Back to the part-time wife’s defence of her PhD thesis. In summation, she revealed that she came up with the fanciful idea when observing the behaviour of local men in the local shops, and in the supermarket I released her into (with my money) on the way home from our non-essential trip to Zombie Apocalypse City, Arizona. Men, according to part-time wife, “Just haven’t a clue.” This is not a general observation – although it could be – but a particular insight into men’s attitude to the idea of social distancing when in shops, and to hygiene and germs in general.
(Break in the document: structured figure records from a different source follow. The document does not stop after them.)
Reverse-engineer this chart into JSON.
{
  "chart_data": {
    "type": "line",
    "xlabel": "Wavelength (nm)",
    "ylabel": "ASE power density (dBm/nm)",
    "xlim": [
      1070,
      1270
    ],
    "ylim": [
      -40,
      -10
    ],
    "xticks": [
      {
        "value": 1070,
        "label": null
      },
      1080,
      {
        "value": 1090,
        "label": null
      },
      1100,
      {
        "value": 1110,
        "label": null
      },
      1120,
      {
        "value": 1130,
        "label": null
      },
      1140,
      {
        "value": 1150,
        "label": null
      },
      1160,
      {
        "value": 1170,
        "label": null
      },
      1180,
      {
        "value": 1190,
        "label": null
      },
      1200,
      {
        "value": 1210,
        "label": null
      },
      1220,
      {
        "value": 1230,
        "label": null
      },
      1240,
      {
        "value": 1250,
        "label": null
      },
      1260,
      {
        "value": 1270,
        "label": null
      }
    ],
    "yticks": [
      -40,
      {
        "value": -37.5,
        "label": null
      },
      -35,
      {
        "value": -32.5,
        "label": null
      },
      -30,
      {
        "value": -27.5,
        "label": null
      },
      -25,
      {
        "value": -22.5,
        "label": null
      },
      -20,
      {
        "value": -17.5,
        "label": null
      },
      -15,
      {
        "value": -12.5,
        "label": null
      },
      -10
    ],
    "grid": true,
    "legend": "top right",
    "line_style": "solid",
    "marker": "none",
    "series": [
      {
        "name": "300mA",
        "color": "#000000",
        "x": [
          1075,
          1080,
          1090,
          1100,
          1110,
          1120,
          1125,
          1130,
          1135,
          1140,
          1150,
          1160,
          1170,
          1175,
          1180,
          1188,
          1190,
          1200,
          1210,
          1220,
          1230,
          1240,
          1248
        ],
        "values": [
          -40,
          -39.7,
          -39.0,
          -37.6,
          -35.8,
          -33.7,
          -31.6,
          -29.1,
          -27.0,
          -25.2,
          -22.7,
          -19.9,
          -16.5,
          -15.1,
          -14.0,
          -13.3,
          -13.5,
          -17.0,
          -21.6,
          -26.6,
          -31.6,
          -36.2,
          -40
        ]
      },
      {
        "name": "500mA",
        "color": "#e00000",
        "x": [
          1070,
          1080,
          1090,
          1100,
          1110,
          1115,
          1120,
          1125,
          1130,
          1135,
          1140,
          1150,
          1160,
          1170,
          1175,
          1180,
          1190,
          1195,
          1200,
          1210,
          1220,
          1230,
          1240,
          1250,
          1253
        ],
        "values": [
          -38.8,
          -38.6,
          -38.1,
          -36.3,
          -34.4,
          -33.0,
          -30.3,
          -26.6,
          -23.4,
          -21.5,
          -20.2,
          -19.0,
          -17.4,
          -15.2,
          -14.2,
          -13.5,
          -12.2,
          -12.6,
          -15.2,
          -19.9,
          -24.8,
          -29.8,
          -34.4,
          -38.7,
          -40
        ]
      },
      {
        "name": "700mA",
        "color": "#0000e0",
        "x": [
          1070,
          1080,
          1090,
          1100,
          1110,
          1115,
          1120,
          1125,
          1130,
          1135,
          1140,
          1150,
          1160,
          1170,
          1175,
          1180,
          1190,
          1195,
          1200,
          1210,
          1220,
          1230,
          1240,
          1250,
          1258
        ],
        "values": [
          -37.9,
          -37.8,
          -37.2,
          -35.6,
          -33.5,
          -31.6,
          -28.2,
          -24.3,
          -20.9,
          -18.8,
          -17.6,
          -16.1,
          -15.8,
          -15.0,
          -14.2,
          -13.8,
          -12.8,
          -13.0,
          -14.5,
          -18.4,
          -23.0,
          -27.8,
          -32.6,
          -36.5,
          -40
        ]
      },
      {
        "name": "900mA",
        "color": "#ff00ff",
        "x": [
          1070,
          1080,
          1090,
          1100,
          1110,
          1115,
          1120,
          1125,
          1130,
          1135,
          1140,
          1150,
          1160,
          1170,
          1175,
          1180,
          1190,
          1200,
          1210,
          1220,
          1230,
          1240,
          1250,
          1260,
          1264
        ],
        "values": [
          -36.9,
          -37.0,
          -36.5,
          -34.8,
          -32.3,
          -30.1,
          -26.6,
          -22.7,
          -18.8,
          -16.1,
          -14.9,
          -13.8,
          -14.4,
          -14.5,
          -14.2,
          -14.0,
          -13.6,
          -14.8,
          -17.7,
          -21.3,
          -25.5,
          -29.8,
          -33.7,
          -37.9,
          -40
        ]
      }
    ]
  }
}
They just barge right past you in the aisles, according to yer women, and seem to think this covid-19 stuff is a Belfast thing and sure nobody round here has got it. Not yet, they haven’t. So she extrapolates from this individual, particular experience of local men’s laissez faire attitude to dirt and germs to construct a surprisingly semi-accurate analysis of world government. And fair fucks to her, I say. I mean, no one has proved her wrong yet on Twatter, and that is the source of all wisdom and knowledge, apparently.
So should we all move to New Zealand? (Nobody in their right mind would voluntarily go to Germany.) [Germany for you, then? – Ed.] Too late, unfortunately. Having, like Rathlin, Tory and Árainn Mhór (hi, Proinsias) before them, realised that it is an island, New Zealand is not letting anyone in, and hasn’t been since 19 March. Got that, Marlene? I know only half of you knows that Ireland is an island that does not stop at Fermanagh, but still – bang the rocks together, girls!
Spittle wonders in passing if New Zealand is not actually two islands, but he can stay wondering. Or open a reference book.
I survived the interrogation by the fuzz, by the way. They tried to catch me out over the intercom by asking how many people were in the car before they would remotely raise the barrier into my frontline workplace. I knew rightly they were watching me on CCTV, so I told them the truth, not my usual approach, admittedly, when helping the police with their inquiries. Here is a life hint, by the way: live your life as if you are constantly being watched on CCTV. Because you are. Except in your shed. isolation blues
They followed up with a supplementary though, trying to catch me off guard. “Are they all from the same household?” they probed. “According to my wife, they are,” I countered, “but I have never actually got around to getting the DNA test done.” That shut them up. As regular readers know, the sulk in the back is only related to me by marriage. So is the part-time wife, as it happens. In like Flynn I was to the workplace, picked up the non-essential item I do not really not need to continue my non-essential work, had a wee spin in the Chief Executive’s chair because there was nobody else in the building and then got the flock out of there and back home to the safety of the ranch.
That covid-19 nonsense is really only a Belfast thing, I reckon.